A blitz on begging in Leeds is launched today – targeting a “hardcore” of schemers who con people out of cash with fictitious sob stories.
Council chiefs want to rid the streets of vagrants who illegally hassle people for cash and are urging the public to give to legitimate charities instead.
Police have vowed to seek anti-social behaviour orders against beggars who refuse to stop.
Law-enforcers say there is a regular group of supposed down-and-outs who use underhand tactics to dupe good Samaritans.
The worst offenders:
* have somewhere to live
* are on benefits
* falsely claim charities such as St George’s Crypt charge them up to £10 for meals
* use dogs to avoid arrest because they know it costs police a fortune to put the animals in kennels.

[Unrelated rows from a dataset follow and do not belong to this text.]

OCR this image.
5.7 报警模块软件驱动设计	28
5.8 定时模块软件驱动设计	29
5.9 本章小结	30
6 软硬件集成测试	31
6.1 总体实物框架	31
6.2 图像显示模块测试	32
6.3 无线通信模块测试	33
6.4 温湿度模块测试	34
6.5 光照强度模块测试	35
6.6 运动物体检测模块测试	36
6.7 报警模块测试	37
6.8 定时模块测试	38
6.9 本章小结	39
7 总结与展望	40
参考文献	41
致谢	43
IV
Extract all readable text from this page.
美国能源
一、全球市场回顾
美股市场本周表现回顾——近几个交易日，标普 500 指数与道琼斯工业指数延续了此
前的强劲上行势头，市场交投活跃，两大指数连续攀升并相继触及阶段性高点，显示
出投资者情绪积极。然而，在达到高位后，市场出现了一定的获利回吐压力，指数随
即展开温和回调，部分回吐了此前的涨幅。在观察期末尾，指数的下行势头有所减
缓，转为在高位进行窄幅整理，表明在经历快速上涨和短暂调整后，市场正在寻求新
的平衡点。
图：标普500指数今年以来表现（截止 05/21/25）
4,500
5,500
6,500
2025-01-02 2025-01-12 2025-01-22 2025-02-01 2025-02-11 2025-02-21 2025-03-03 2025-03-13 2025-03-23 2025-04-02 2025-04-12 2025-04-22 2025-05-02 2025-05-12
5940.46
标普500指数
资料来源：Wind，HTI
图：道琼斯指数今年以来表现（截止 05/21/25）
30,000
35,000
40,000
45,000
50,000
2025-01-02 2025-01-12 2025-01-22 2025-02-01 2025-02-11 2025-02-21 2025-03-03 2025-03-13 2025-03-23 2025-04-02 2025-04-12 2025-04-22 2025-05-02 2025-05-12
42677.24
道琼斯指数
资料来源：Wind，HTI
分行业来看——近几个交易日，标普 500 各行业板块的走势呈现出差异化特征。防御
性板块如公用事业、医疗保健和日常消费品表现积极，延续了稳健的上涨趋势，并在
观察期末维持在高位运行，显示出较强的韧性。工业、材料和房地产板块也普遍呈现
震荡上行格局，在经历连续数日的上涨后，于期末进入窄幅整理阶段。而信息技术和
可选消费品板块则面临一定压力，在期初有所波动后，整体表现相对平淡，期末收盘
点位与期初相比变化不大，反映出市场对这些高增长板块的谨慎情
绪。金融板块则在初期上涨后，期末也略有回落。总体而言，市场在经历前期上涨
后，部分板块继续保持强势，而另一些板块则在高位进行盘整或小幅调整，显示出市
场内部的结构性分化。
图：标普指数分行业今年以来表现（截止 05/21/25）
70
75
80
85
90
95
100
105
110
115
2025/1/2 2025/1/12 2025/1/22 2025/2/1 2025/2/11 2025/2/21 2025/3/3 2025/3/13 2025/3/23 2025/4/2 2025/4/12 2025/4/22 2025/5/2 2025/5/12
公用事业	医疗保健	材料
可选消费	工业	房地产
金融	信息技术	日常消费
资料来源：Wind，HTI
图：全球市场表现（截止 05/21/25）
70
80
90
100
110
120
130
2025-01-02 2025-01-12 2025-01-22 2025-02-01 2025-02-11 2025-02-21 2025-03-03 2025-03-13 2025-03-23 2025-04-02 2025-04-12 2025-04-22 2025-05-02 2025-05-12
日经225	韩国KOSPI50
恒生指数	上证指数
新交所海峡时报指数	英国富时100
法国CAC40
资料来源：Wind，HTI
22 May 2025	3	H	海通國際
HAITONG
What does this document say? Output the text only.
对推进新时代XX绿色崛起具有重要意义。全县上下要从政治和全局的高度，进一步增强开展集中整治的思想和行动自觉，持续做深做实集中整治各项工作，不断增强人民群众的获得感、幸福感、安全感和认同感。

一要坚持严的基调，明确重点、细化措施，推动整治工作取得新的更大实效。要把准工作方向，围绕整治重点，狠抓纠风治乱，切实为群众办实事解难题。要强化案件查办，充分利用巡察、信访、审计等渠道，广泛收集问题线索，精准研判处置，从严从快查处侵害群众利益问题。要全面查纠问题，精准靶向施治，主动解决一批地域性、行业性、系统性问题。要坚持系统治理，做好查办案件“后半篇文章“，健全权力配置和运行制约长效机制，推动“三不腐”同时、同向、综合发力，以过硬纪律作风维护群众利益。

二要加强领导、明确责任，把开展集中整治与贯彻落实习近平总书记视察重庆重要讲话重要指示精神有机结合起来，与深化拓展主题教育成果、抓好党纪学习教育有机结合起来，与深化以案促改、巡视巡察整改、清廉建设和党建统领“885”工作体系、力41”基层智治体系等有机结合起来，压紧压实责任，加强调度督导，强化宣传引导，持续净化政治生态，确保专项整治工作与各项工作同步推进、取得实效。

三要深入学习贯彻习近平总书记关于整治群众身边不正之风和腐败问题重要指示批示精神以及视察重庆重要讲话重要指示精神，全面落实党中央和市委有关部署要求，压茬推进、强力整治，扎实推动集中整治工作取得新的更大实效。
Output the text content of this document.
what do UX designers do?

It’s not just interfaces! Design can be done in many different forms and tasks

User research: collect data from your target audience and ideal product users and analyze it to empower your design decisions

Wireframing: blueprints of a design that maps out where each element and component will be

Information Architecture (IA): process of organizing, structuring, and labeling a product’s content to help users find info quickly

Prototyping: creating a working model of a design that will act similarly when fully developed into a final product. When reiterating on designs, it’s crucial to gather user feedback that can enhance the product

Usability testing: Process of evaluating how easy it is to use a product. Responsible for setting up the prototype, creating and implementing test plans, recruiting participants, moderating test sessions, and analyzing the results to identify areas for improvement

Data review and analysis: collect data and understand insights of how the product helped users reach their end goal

Most spend the cash on drink and drugs.
Chief Supt Paul Money, who is in charge of the City and Holbeck police division, told the YEP: “There is a hardcore of beggars – about 12 of them – who are not homeless. They have homes, they are on benefits.
“They come into the city centre with their pitbull terrier and their flat cap, encouraging people either passively or more aggressively to give them money.
“The idea they’re doing it because they can’t afford to eat is not true.”
Begging has been illegal since the Vagrancy Act of 1824.
In Leeds beggars take up positions on popular pedestrian routes during morning and evening rush hour as workers head into and out of the city centre.
At nights, especially at weekends, they target people who have been drinking and might be more inclined to put their hands in their pockets to make what they see at the time as a charitable donation.
As reported in the YEP last June, these beggars have been known to make hundreds of pounds a day.
Coun Peter Gruen, chairman of community safety partnership Safer Leeds, said: “Begging is a crime, and not one that will be tolerated in the city centre.
“It can cause distress to members of the public, and most of the beggars in Leeds are not sleeping rough.”
Police, who in one recent weekend collected evidence of 23 different examples of begging in the city centre, want to secure Anti Social Behavior Orders (Asbos) against the most persistent offenders. A test case currently being pursued through the courts against one beggar could pave the way for others to be hit with bans.
Speaking to the YEP, Sgt Andy Berriman, of the City Neighbourhood Policing Team, said: “It’s just a case of keeping a foot on the gas. If this case is a success we will hopefully be able to blitz the others.”
He added: “We’re not targeting vulnerable people. It’s a hardcore that have got houses and an income from benefits.
“They are littering the streets of Leeds and making tax-free cash.”